Substance/Medication-Induced Sleep Disorder
Substance/medication-induced sleep disorder is a catchall category used to describe any diagnosable sleep-related condition that occurs as a consequence of alcohol, drug or medication use. Insomnia can be listed in this category when substance use triggers its onset. According to a study published in 2004 in the journal Medscape Neurology, about 7 percent of all people with an alcohol use disorder (then known as alcohol abuse) develop diagnosable insomnia, while roughly 3 percent of all people with a drug use disorder (i.e., drug abuse) develop insomnia.
In small amounts, alcohol can actually promote sleep, the University of Maryland Medical Center notes. However, when used in amounts high enough to qualify for alcohol use disorder, it substantially increases a person’s chances of developing insomnia late in a nightly sleep cycle, or waking up and falling asleep repeatedly throughout the night. In addition to insomnia, alcohol use disorder increases risks for the sleep disorders called restless legs syndrome and sleep apnea. Drugs and medications noted for their ability to produce diagnosable insomnia include sedative-hypnotics (tranquilizers) and cocaine.

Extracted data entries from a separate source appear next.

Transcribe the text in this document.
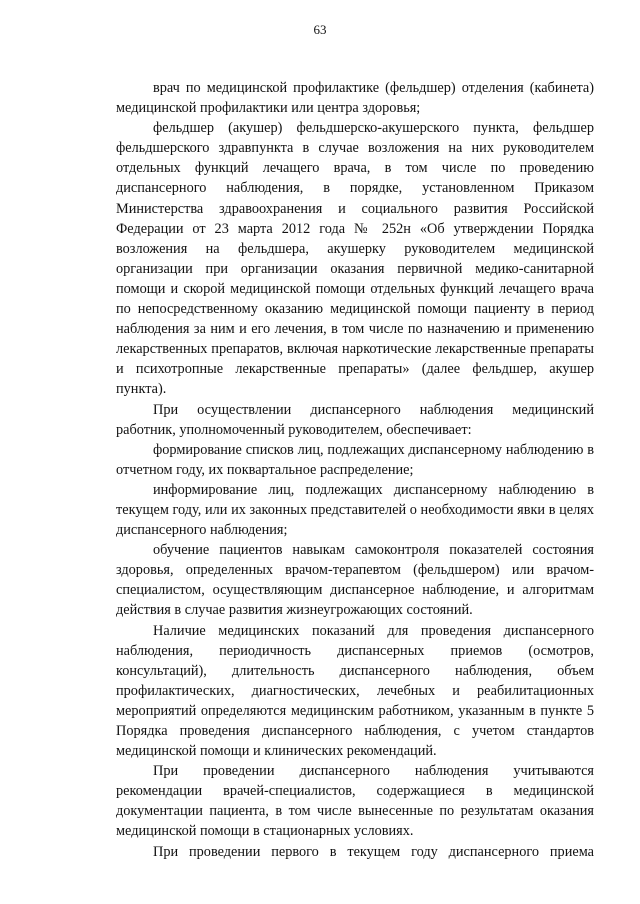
63

врач по медицинской профилактике (фельдшер) отделения (кабинета) медицинской профилактики или центра здоровья;

фельдшер (акушер) фельдшерско-акушерского пункта, фельдшер фельдшерского здравпункта в случае возложения на них руководителем отдельных функций лечащего врача, в том числе по проведению диспансерного наблюдения, в порядке, установленном Приказом Министерства здравоохранения и социального развития Российской Федерации от 23 марта 2012 года № 252н «Об утверждении Порядка возложения на фельдшера, акушерку руководителем медицинской организации при организации оказания первичной медико-санитарной помощи и скорой медицинской помощи отдельных функций лечащего врача по непосредственному оказанию медицинской помощи пациенту в период наблюдения за ним и его лечения, в том числе по назначению и применению лекарственных препаратов, включая наркотические лекарственные препараты и психотропные лекарственные препараты» (далее фельдшер, акушер пункта).

При осуществлении диспансерного наблюдения медицинский работник, уполномоченный руководителем, обеспечивает:

формирование списков лиц, подлежащих диспансерному наблюдению в отчетном году, их поквартальное распределение;

информирование лиц, подлежащих диспансерному наблюдению в текущем году, или их законных представителей о необходимости явки в целях диспансерного наблюдения;

обучение пациентов навыкам самоконтроля показателей состояния здоровья, определенных врачом-терапевтом (фельдшером) или врачом-специалистом, осуществляющим диспансерное наблюдение, и алгоритмам действия в случае развития жизнеугрожающих состояний.

Наличие медицинских показаний для проведения диспансерного наблюдения, периодичность диспансерных приемов (осмотров, консультаций), длительность диспансерного наблюдения, объем профилактических, диагностических, лечебных и реабилитационных мероприятий определяются медицинским работником, указанным в пункте 5 Порядка проведения диспансерного наблюдения, с учетом стандартов медицинской помощи и клинических рекомендаций.

При проведении диспансерного наблюдения учитываются рекомендации врачей-специалистов, содержащиеся в медицинской документации пациента, в том числе вынесенные по результатам оказания медицинской помощи в стационарных условиях.

При проведении первого в текущем году диспансерного приема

Insomnia’s Role in Substance Use Disorders
In a study published in 2008 in the Journal of Psychiatric Practice, a team of researchers from the Medical University of South Carolina examined the overlapping relationship between insomnia and substance use disorder (i.e., substance abuse) in teenagers. The authors of this study concluded that the pathway between insomnia and substance use issues runs in both directions. This means that the presence of diagnosable insomnia (or any other major sleep disturbance) can increase the risks for substance use disorder just as easily as substance use disorder can increase the risks for insomnia. The study’s authors also concluded that the treatments used to address insomnia—which include a form of psychotherapy called cognitive behavioral therapy for insomnia (CBT-I) and a range of prescription and nonprescription sleep-promoting medications—can help reduce any given person’s chances of developing a substance use disorder at some later point in life.